Daffodil, Globuline et Achille sont donc prises entre les feux croisés des deux groupes : les têtes volent, les gorges se déploient et les balles fusent, reportant l’affrontement entre Daffodil et Nosferatu. Tandis que les agents du Parlement des vampires tâchent de sauver leur peau, Nosferatu parvient à mettre la main sur La Luz et tente de s’accoupler avec elle. Mais c’est sans compter sur les facéties de Milan et Roman, les deux adorables otages de Daffodil, et la résistance cybernétique du Commodore Jerk.

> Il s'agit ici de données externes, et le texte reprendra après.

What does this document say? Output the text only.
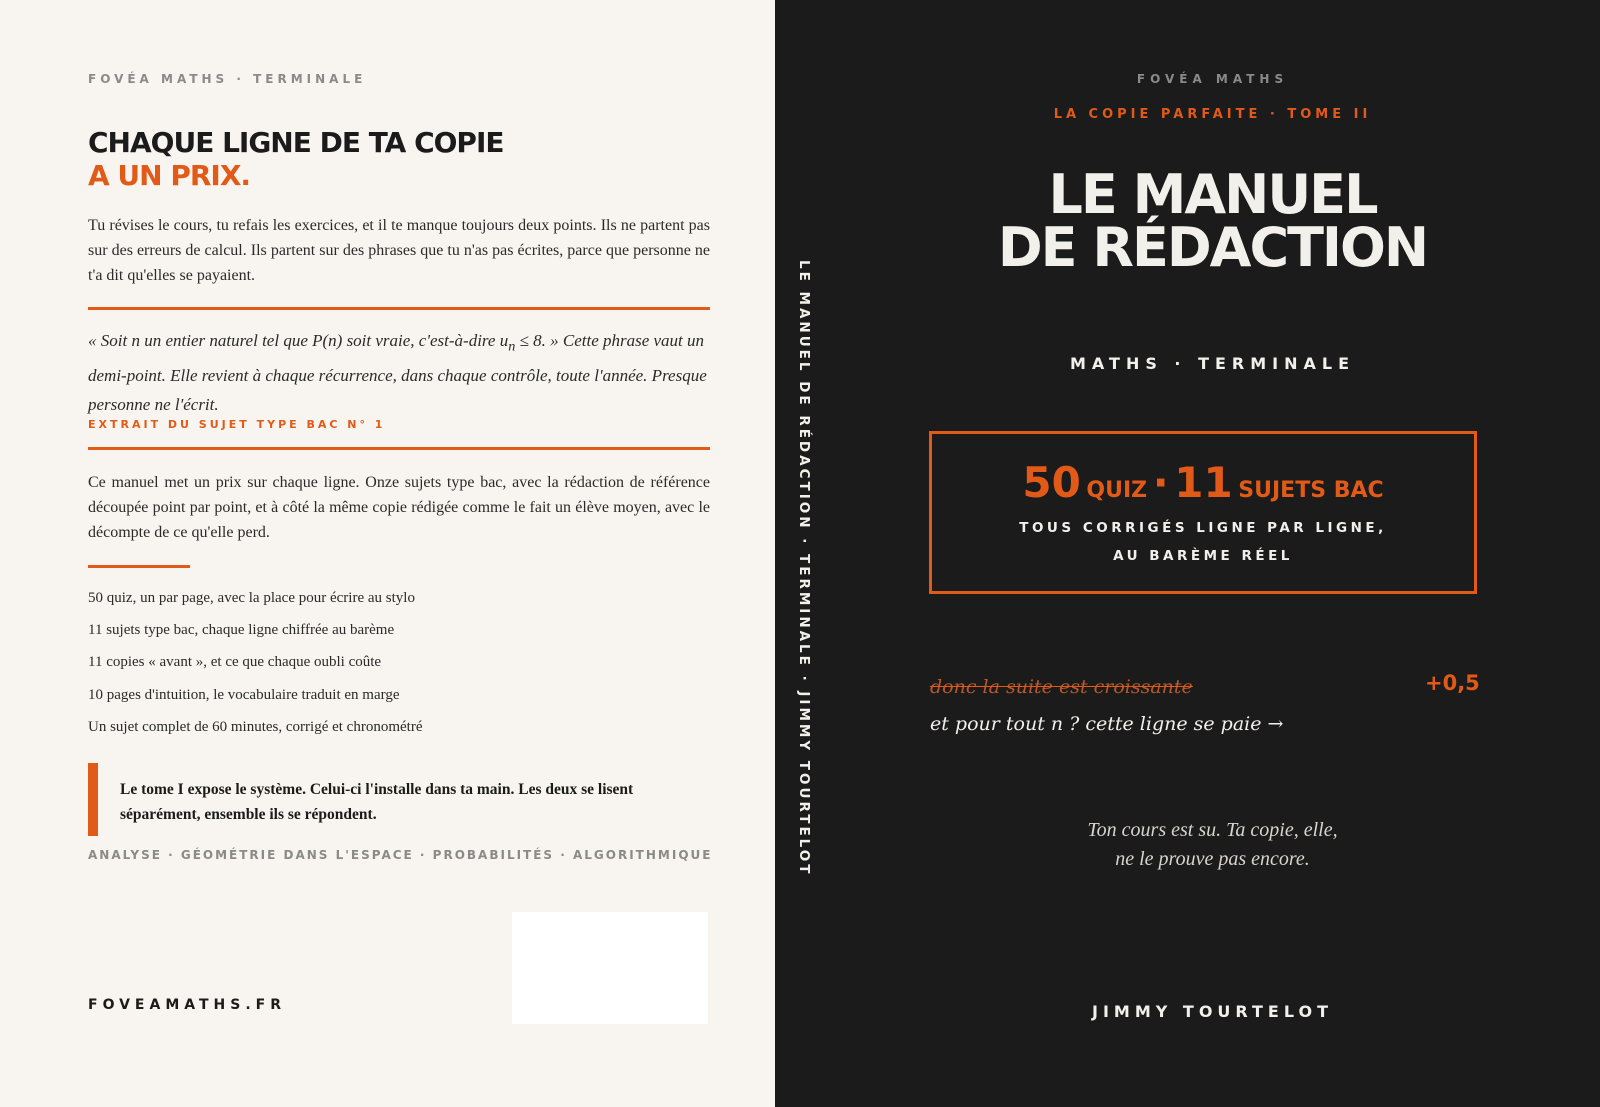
FOVÉA MATHS · TERMINALE
CHAQUE LIGNE DE TA COPIE
A UN PRIX.
Tu révises le cours, tu refais les exercices, et il te manque toujours deux points. Ils ne partent pas sur des erreurs de calcul. Ils partent sur des phrases que tu n'as pas écrites, parce que personne ne t'a dit qu'elles se payaient.
« Soit n un entier naturel tel que P(n) soit vraie, c'est-à-dire $u_n \le 8$. » Cette phrase vaut un demi-point. Elle revient à chaque récurrence, dans chaque contrôle, toute l'année. Presque personne ne l'écrit.
EXTRAIT DU SUJET TYPE BAC N° 1
Ce manuel met un prix sur chaque ligne. Onze sujets type bac, avec la rédaction de référence découpée point par point, et à côté la même copie rédigée comme le fait un élève moyen, avec le décompte de ce qu'elle perd.
50 quiz, un par page, avec la place pour écrire au stylo
11 sujets type bac, chaque ligne chiffrée au barème
11 copies « avant », et ce que chaque oubli coûte
10 pages d'intuition, le vocabulaire traduit en marge
Un sujet complet de 60 minutes, corrigé et chronométré
Le tome I expose le système. Celui-ci l'installe dans ta main. Les deux se lisent séparément, ensemble ils se répondent.
ANALYSE · GÉOMÉTRIE DANS L'ESPACE · PROBABILITÉS · ALGORITHMIQUE
FOVEAMATHS.FR
LE MANUEL DE RÉDACTION · TERMINALE · JIMMY TOURTELOT
FOVÉA MATHS
LA COPIE PARFAITE · TOME II
LE MANUEL
DE RÉDACTION
MATHS · TERMINALE
50 QUIZ · 11 SUJETS BAC
TOUS CORRIGÉS LIGNE PAR LIGNE,
AU BARÈME RÉEL
donc la suite est croissante	+0,5
et pour tout n ? cette ligne se paie →
Ton cours est su. Ta copie, elle,
ne le prouve pas encore.
JIMMY TOURTELOT
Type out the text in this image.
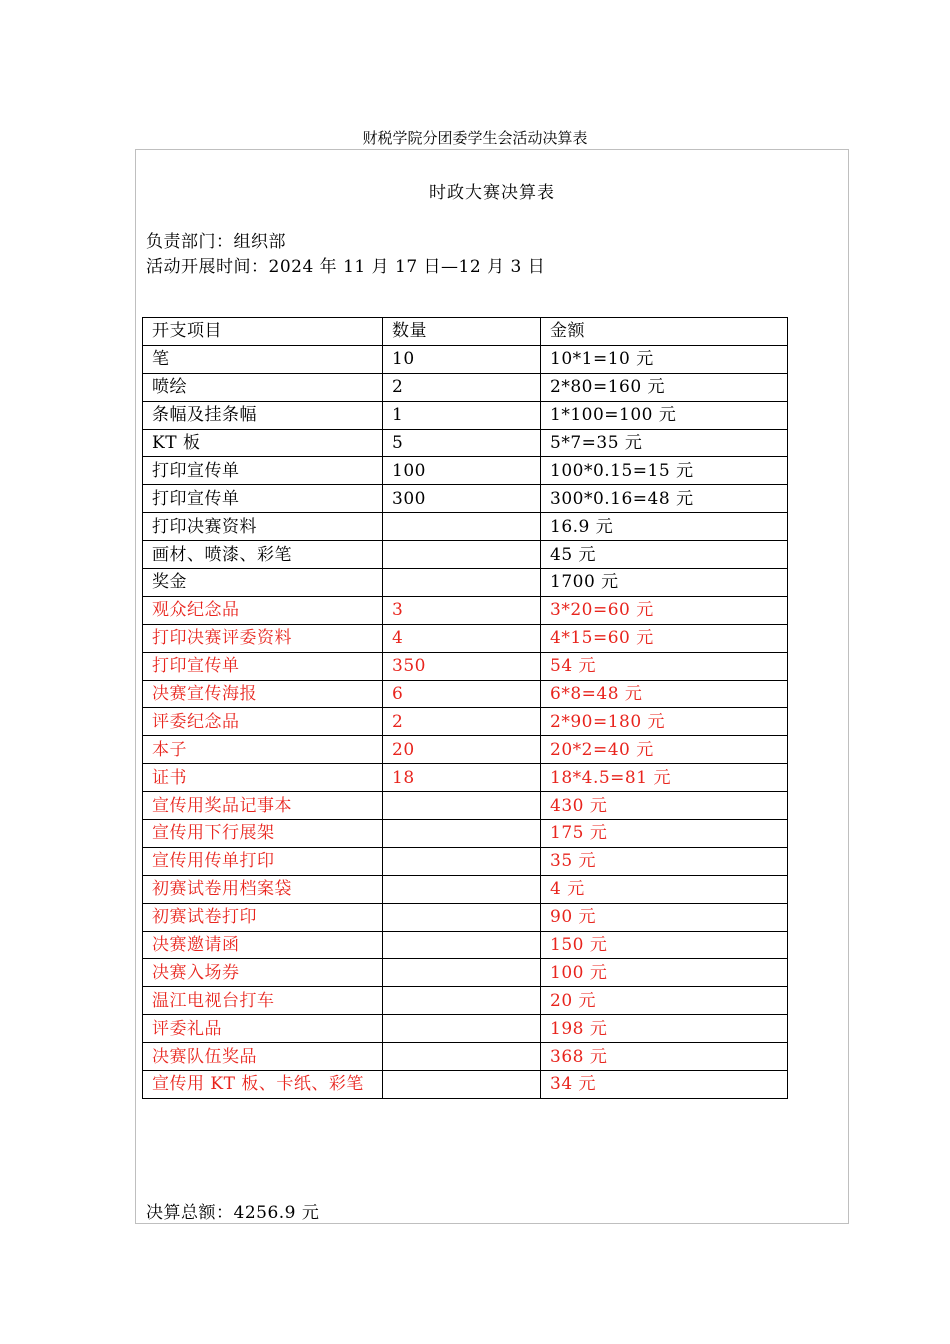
财税学院分团委学生会活动决算表
时政大赛决算表
负责部门：组织部
活动开展时间：2024 年 11 月 17 日—12 月 3 日
开支项目	数量	金额
笔	10	10*1=10 元
喷绘	2	2*80=160 元
条幅及挂条幅	1	1*100=100 元
KT 板	5	5*7=35 元
打印宣传单	100	100*0.15=15 元
打印宣传单	300	300*0.16=48 元
打印决赛资料		16.9 元
画材、喷漆、彩笔		45 元
奖金		1700 元
观众纪念品	3	3*20=60 元
打印决赛评委资料	4	4*15=60 元
打印宣传单	350	54 元
决赛宣传海报	6	6*8=48 元
评委纪念品	2	2*90=180 元
本子	20	20*2=40 元
证书	18	18*4.5=81 元
宣传用奖品记事本		430 元
宣传用下行展架		175 元
宣传用传单打印		35 元
初赛试卷用档案袋		4 元
初赛试卷打印		90 元
决赛邀请函		150 元
决赛入场券		100 元
温江电视台打车		20 元
评委礼品		198 元
决赛队伍奖品		368 元
宣传用 KT 板、卡纸、彩笔		34 元
决算总额：4256.9 元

Comme si, en fin de compte, le Mal devait s’annihiler lui-même.
Comme un allongement de dent chez les vampires
On l’a déjà dit : ce deuxième tome de Daffodil marque un tournant à quatre-vingt-dix degrés dans la série. Nouvelle collection, et donc nouveau public attendu : plus adulte, plus gore. Du coup, les auteurs ont mis le paquet sur la sanguinolence. Ce tome enchaîne pourtant parfaitement avec Addio-Colonnello et vient clore l’épisode de la dissidence de Nosferatu. D’un point de vue scénaristique, l’humour, même s’il est assombri par l’ambiance générale, est toujours présent. Des petits détails : ici aucune mâchoire qui saute, là les armes absolues contre les vampires en forme d’aspirateur, là encore une sortie insouciante de Roman, ponctuent agréablement ce tome résolument orienté vers le foncé.
Justement dans Nosferatu, toutes les couleurs de la série ont pris une nouvelle épaisseur, comme doublé leur profondeur. Une chose est certaine, la qualité du travail numérique des couleurs de Lamanna est bien meilleure dans ce nouvel opus : les dégradés sont mieux maîtrisés et les effets de lumière (dans un tome très souterrain) sont de très haute volée. A côté de cela, certains regretteront peut-être la disparition des tons aigre-doux de la première édition ? Fini le camaïeu de grenadine et d’anis : cette fois le sang arbore la couleur du vin. Sa substance, jusque là épaisse comme de la mélasse, a désormais la fluidité nécessaire à de grandes et salissantes effusions. Plus trace dans le regard de Daffodil et ses comparses de cette espèce de forfanterie infantile : les agents sont dans de beaux draps et le mesurent bien.